CSI provisioner logs reveal failure to list the CVORs due to API server timeout. For example:
[YYYY-MM-DDTHH:MM:SS]\\\",\\\"caller\\\":\\\"cnsvolumeoperationrequest/cnsvolumeoperationrequest.go:328\\\",\\\"msg\\\":\\\"failed to list CnsVolumeOperationRequests with error the server was unable to return a response in the time allotted, but may still be processing the request (get cnsvolumeoperationrequests.cns.vmware.com).
kubectl get cnsvolumeoperationrequests.cns.vmware.com -n vmware-system-csivSphere CSI Driver
The root cause of this issue lies in the CSI controller’s behavior during restarts. When the CSI controller restarts, it inadvertently resets the internal cleanup timer for stale CnsVolumeOperationRequest instances. The default cleanup interval is 1440 minutes (24 hours), meaning the system defers resource purging for an entire day, even after a successful volume operation has completed.
Broadcom engineering is aware of the issue and is working on a permanent fix to be included in future CSI driver releases. In the meantime, the following step by step cleanup instructions can be used as a workaround to safely delete successfully completed CVOR resources and alleviate the load.
Step 1: Scale Down the vSphere CSI Driver.
To ensure no new cnsvolumeoperationrequests are generated during the cleanup, scale down the CSI driver deployment
kubectl scale deployment vsphere-csi-controller -n vmware-system-csi --replicas=0
Step 2: Identify Completed CNSVolumeOperationRequests.

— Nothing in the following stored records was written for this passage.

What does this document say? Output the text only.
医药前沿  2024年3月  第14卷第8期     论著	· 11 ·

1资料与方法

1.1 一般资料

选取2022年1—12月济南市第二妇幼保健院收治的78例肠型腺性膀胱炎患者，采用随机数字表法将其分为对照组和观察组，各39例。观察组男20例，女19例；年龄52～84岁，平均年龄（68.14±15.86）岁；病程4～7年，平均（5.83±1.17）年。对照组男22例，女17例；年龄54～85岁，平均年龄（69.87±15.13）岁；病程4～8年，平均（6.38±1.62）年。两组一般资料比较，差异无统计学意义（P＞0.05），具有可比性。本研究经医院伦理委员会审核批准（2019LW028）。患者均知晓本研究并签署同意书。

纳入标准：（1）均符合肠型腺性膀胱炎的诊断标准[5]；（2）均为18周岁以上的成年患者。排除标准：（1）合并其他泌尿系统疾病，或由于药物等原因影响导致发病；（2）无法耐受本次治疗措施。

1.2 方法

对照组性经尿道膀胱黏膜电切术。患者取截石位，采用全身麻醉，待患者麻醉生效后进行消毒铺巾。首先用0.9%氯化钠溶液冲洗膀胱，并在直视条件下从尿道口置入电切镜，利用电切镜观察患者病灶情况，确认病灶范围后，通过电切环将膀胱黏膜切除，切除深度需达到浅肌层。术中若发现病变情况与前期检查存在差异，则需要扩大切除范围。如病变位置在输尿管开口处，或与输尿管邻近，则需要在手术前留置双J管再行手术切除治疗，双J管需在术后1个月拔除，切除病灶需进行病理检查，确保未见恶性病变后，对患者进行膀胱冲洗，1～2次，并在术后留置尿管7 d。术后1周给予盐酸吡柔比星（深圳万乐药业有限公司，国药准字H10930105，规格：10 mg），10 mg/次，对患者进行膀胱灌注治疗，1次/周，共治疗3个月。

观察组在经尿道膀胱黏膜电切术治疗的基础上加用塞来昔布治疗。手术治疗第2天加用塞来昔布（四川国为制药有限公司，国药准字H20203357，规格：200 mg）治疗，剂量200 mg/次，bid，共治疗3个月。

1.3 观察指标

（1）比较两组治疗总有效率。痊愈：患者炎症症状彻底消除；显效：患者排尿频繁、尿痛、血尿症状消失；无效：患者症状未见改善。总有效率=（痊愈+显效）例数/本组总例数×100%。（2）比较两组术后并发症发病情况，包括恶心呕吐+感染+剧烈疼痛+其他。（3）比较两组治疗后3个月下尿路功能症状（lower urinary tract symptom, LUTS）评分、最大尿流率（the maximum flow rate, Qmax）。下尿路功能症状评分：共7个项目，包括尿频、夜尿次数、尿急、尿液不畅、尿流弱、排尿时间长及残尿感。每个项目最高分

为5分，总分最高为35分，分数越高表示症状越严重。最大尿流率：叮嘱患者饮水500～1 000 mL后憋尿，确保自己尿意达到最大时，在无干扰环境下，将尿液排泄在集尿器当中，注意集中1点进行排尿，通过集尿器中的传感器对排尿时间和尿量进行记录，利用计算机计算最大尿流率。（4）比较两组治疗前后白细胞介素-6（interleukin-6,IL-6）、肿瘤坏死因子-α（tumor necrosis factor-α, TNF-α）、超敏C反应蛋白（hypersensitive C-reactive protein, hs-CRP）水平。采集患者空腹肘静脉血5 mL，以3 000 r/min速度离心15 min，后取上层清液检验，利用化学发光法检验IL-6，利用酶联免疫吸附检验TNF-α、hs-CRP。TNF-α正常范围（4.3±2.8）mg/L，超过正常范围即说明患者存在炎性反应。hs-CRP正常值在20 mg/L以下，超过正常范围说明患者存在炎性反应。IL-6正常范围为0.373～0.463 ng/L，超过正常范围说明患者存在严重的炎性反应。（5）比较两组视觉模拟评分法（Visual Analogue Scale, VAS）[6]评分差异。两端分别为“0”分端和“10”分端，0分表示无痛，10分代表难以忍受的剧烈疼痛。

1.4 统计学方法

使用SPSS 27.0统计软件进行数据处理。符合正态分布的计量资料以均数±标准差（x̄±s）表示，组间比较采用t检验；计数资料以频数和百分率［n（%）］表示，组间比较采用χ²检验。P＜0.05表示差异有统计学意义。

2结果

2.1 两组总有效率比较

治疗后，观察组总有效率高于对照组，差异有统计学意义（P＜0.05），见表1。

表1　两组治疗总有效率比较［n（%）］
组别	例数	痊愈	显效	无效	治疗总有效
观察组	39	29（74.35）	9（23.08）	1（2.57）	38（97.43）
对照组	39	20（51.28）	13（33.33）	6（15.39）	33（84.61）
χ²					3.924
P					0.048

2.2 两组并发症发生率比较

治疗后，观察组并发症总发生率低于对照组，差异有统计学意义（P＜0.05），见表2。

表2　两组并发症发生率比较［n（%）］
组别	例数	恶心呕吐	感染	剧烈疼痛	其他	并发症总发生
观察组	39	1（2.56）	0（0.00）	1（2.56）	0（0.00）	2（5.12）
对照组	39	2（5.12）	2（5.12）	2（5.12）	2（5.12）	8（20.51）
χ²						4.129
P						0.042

kubectl get cnsvolumeoperationrequests.cns.vmware.com -n vmware-system-csi -o jsonpath='{range .items[?(@.status.latestOperationDetails[0].taskStatus=="Success")]}{.metadata.name}{"\n"}{end}'
Example Output:pvc-xxxxxxxxx-xxxx-xxxx-xxxx-xxxxxxxxxx
Step 3: Delete Completed Requests.
You can delete these manually using.
kubectl delete cnsvolumeoperationrequests.cns.vmware.com <request-name> -n vmware-system-csi
OR
Use the following command to automate the deletion of all requests with status "Success".
kubectl get cnsvolumeoperationrequests.cns.vmware.com -n vmware-system-csi -o jsonpath='{range .items[?(@.status.latestOperationDetails[0].taskStatus=="Success")]}{.metadata.name}{"\n"}{end}'|xargs kubectl delete cnsvolumeoperationrequests.cns.vmware.com -n vmware-system-csi
Example Output:cnsvolumeoperationrequest.cns.vmware.com "pvc-xxxxxxxxx-xxxx-xxxx-xxxx-xxxxxxxxxx" deleted
Step 4: Scale the CSI Driver Back Up.
After the cleanup is completed, restore the CSI driver to its normal state.kubectl scale deployment vsphere-csi-controller -n vmware-system-csi --replicas=3
Note:
This procedure is safe for removing only those requests with task Status set to Success. Requests with InProgress or Error status should be handled with caution as they may still be under processing or require additional investigation.
The buildup of CnsVolumeOperationRequest resources is a known scalability issue in the current CSI driver implementation. While the official fix is awaited, this manual cleanup approach can significantly reduce pressure on the Kubernetes API server and etcd, preventing crashes and performance degradation. Regular monitoring and scheduled cleanups (where feasible) are recommended in high-volume environments.